Khubilai lachte. »O Dschinkim, du bist unverbesserlich. Sogar deinem eigenen Bruder misstraust du. Dabei brauchst du kein Wort zu sagen, es steht deutlich und für jeden sichtbar auf deiner Stirn geschrieben.« Khubilai seufzte. »Du hast eine tiefe Abneigung gegen die Stadt.«
»Du weißt, ich habe deinem Plan nie Steine in den Weg gelegt«, entgegnete Dschinkim. Er fühlte sich wie ein Mann, der über einen zugefrorenen See ritt und nicht wusste, ob das Eis ihn und sein Pferd wirklich tragen konnte.

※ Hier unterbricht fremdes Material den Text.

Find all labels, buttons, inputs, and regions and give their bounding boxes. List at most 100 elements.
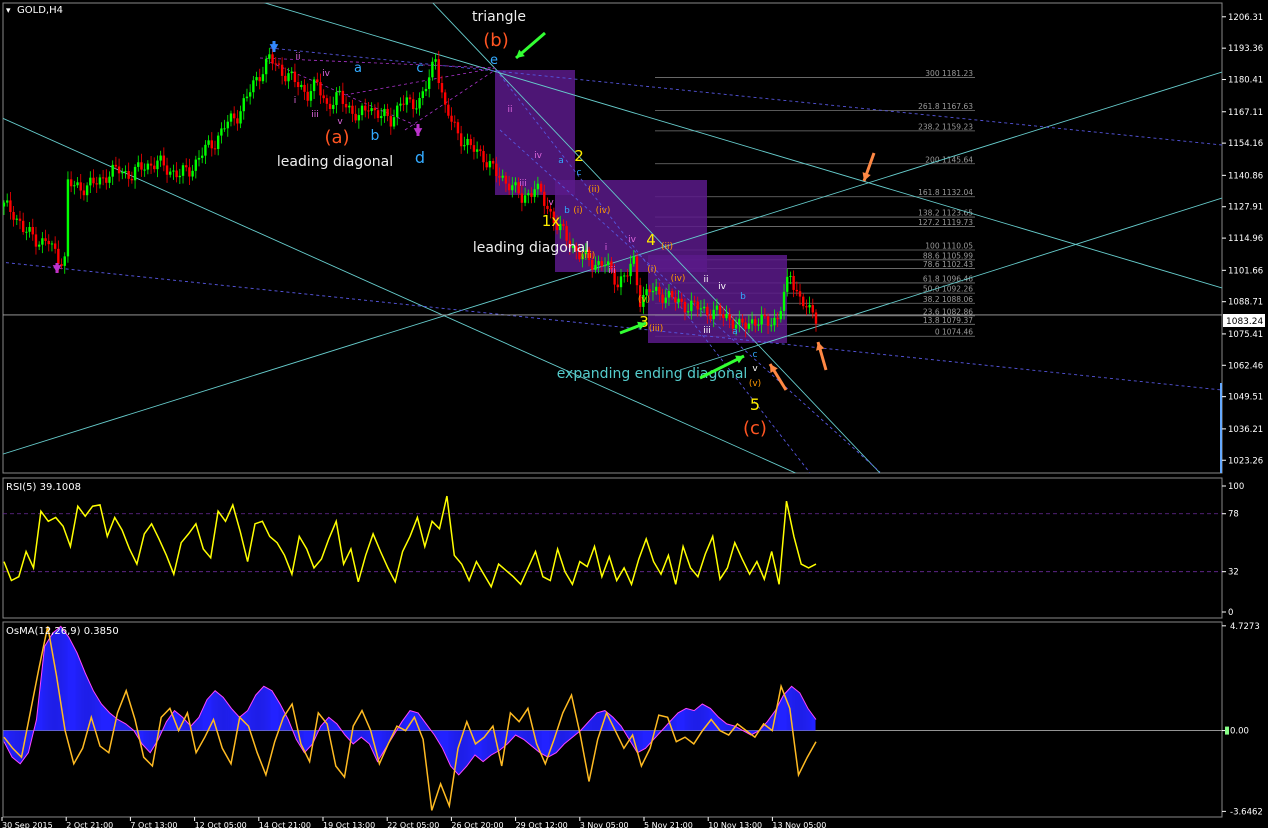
wave-subannotation: a	[558, 156, 564, 166]
candle-body	[268, 54, 271, 59]
candle-body	[629, 263, 632, 277]
candle-body	[744, 322, 747, 329]
candle-body	[766, 316, 770, 326]
candle-body	[133, 166, 137, 181]
price-tick-label: 1127.91	[1228, 203, 1263, 213]
wave-subannotation: (v)	[749, 379, 761, 389]
candle-body	[725, 313, 728, 319]
candle-body	[421, 91, 424, 98]
candle-body	[232, 113, 236, 119]
candle-body	[485, 162, 488, 168]
candle-body	[626, 275, 629, 277]
wave-annotation: c	[416, 61, 423, 76]
candle-body	[747, 323, 751, 329]
wave-annotation: e	[490, 53, 498, 68]
candle-body	[332, 104, 335, 109]
wave-subannotation: b	[564, 206, 570, 216]
candle-body	[169, 171, 172, 175]
candle-body	[124, 170, 127, 173]
candle-body	[207, 140, 210, 145]
candle-body	[514, 182, 517, 186]
symbol-dropdown-icon[interactable]: ▾	[6, 6, 11, 16]
wave-subannotation: iv	[628, 235, 637, 245]
candle-body	[680, 298, 683, 302]
price-tick-label: 1023.26	[1228, 456, 1263, 466]
candle-body	[242, 98, 245, 112]
candle-body	[258, 77, 261, 82]
wave-annotation: triangle	[472, 9, 526, 25]
candle-body	[31, 227, 34, 235]
candle-body	[223, 128, 226, 130]
candle-body	[440, 83, 444, 93]
candle-body	[5, 200, 9, 203]
wave-subannotation: (i)	[573, 206, 583, 216]
candle-body	[66, 179, 70, 257]
candle-body	[415, 108, 418, 110]
time-tick-label: 19 Oct 13:00	[323, 821, 375, 828]
candle-body	[364, 105, 367, 111]
candle-body	[89, 177, 92, 186]
candle-body	[172, 170, 175, 172]
candle-body	[565, 226, 568, 241]
candle-body	[335, 92, 338, 105]
candle-body	[776, 317, 779, 320]
candle-body	[82, 190, 86, 196]
candle-body	[37, 244, 41, 247]
candle-body	[667, 291, 671, 298]
candle-body	[44, 238, 47, 241]
wave-subannotation: iv	[534, 151, 543, 161]
candle-body	[757, 324, 760, 326]
candle-body	[459, 133, 463, 147]
candle-body	[709, 315, 712, 320]
candle-body	[376, 110, 380, 119]
candle-body	[105, 177, 108, 183]
osma-tick-label: 4.7273	[1230, 622, 1260, 632]
candle-body	[367, 110, 370, 112]
chart-window[interactable]: 300 1181.23 261.8 1167.63 238.2 1159.23 2 0 0…	[0, 0, 1268, 828]
candle-body	[411, 99, 415, 110]
candle-body	[18, 218, 22, 221]
candle-body	[341, 90, 345, 104]
candle-body	[114, 164, 118, 167]
background	[0, 0, 1268, 828]
fib-level-label: 261.8 1167.63	[918, 102, 973, 111]
candle-body	[9, 200, 12, 212]
candle-body	[507, 183, 511, 191]
candle-body	[220, 128, 223, 136]
wave-subannotation: iii	[608, 266, 616, 276]
osma-label: OsMA(12,26,9) 0.3850	[6, 626, 119, 637]
candle-body	[811, 305, 815, 313]
candle-body	[619, 276, 623, 288]
candle-body	[239, 111, 242, 124]
candle-body	[57, 248, 60, 265]
wave-subannotation: v	[752, 364, 758, 374]
candle-body	[245, 96, 249, 99]
fib-level-label: 38.2 1088.06	[923, 295, 973, 304]
time-tick-label: 2 Oct 21:00	[66, 821, 113, 828]
price-tick-label: 1062.46	[1228, 361, 1263, 371]
candle-body	[399, 103, 402, 106]
candle-body	[121, 172, 124, 174]
candle-body	[34, 234, 38, 247]
symbol-label: GOLD,H4	[17, 5, 63, 16]
candle-body	[303, 84, 306, 92]
candle-body	[728, 313, 731, 320]
candle-body	[92, 177, 95, 184]
candle-body	[651, 290, 655, 293]
candle-body	[111, 164, 114, 177]
candle-body	[408, 97, 412, 100]
candle-body	[527, 193, 530, 196]
candle-body	[181, 165, 185, 176]
candle-body	[654, 286, 658, 291]
candle-body	[453, 121, 456, 123]
candle-body	[418, 97, 421, 109]
candle-body	[683, 301, 687, 313]
wave-subannotation: c	[753, 350, 758, 360]
candle-body	[466, 138, 469, 146]
candle-body	[312, 79, 316, 92]
candle-body	[188, 167, 191, 177]
candle-body	[328, 103, 332, 109]
candle-body	[789, 275, 792, 277]
candle-body	[344, 103, 348, 108]
price-tick-label: 1180.41	[1228, 76, 1263, 86]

»Du hast aber auch nie einen Hehl aus deiner Meinung gemacht«, erwiderte Khubilai. Dann sah er nachdenklich in die Ferne zu den schimmernden Dächern der Stadt. »Bin ich in deinen Augen wirklich so ein Narr? Bin ich töricht, nur weil ich Taitu zur Hauptstadt unseres Reiches ernannt habe?«
»Nein, du bist kein Narr, nur weltfremd.« Dschinkim atmete tief ein. Ihm war nicht wohl dabei, seinem Bruder so was zu sagen. Aber sollte er denn lügen? »Du willst mehr für die Menschen in diesem Reich, als sie bereit sind anzunehmen. Weder die Mongolen noch die Chinesen wollen die Einheit beider Völker wirklich. Und der Umzug nach Taitu…« Er schüttelte den Kopf. »Wir werden uns hier fühlen wie unerwünschte Fremde, wie lästige Eindringlinge. Außerdem fürchte ich, dass die Götter uns zürnen und uns verlassen werden.«
»Mein geliebter Bruder«, sagte Khubilai und legte Dschinkim eine Hand auf den Arm, »ich danke dir für deine Aufrichtigkeit. Ich weiß, die Sorge um unser Reich, unsere Sippe – und natürlich auch um mich – lässt dich misstrauisch und vorsichtig sein. Ich mache dir daraus keinen Vorwurf. Im Gegenteil, ich brauche dich und deine Skepsis, deinen Argwohn meinen Plänen und meinen Untertanen gegenüber, deine Ehrlichkeit. Du bist der einzige Mann an meinem Hof, bei dem ich sicher sein kann, dass er mir die Wahrheit sagt, dass Wort und Gedanken übereinstimmen. Deine Zweifel, deine Einwände lassen mich meine Pläne immer wieder überdenken, prüfen und verbessern. Aber was Taitu angeht, so irrst du dich. Es ist unsere Stadt. Wir haben sie gebaut, wir werden hier leben und herrschen. Dass die Häuser nicht mehr den Jurten unserer Großväter ähneln…« Er zuckte mit den Schultern. »Das Rad des Lebens dreht sich weiter. Alles verändert sich. Selbst Berge wandeln ihr Aussehen, und Flüsse ändern ihren Lauf. So auch das Aussehen und die Lebensumstände unseres Volkes. Aber unsere Seele wird sich nicht ändern. In unseren Herzen werden wir immer Jäger und Reiter bleiben. Und darum bin ich sicher, dass die Götter uns nicht verlassen werden. Bedenke, dass sie sich auch nie von unserem Großvater abgewendet haben, nicht einmal, als er das Land unserer Ahnen hinter sich gelassen und weit nach Westen vorgestoßen war.«
»Vielleicht hast du recht«, entgegnete Dschinkim leise. »Ich hoffe es. Ich hoffe es von ganzem Herzen. Und dennoch…«
»Dschinkim«, Khubilai legte ihm eine Hand auf die Schulter, »manchmal mache ich mir Sorgen um dich. Du bist ein Mann in der Blüte seiner Jahre, viel zu jung für so viel Schwermut. Hör auf meinen Rat, überlass die Sorgen den hundertjährigen Greisen, die ihr Leben bereits genossen haben. Such dir endlich ein Weib. Ein Mann braucht eine Frau, um seine Jurte mit ihr zu teilen und Söhne und Töchter zu zeugen. Erst dann hat das Leben Sinn.«
Dschinkim biss die Zähne zusammen und schluckte. Natürlich, eine Frau. Wenn Khubilai wüsste…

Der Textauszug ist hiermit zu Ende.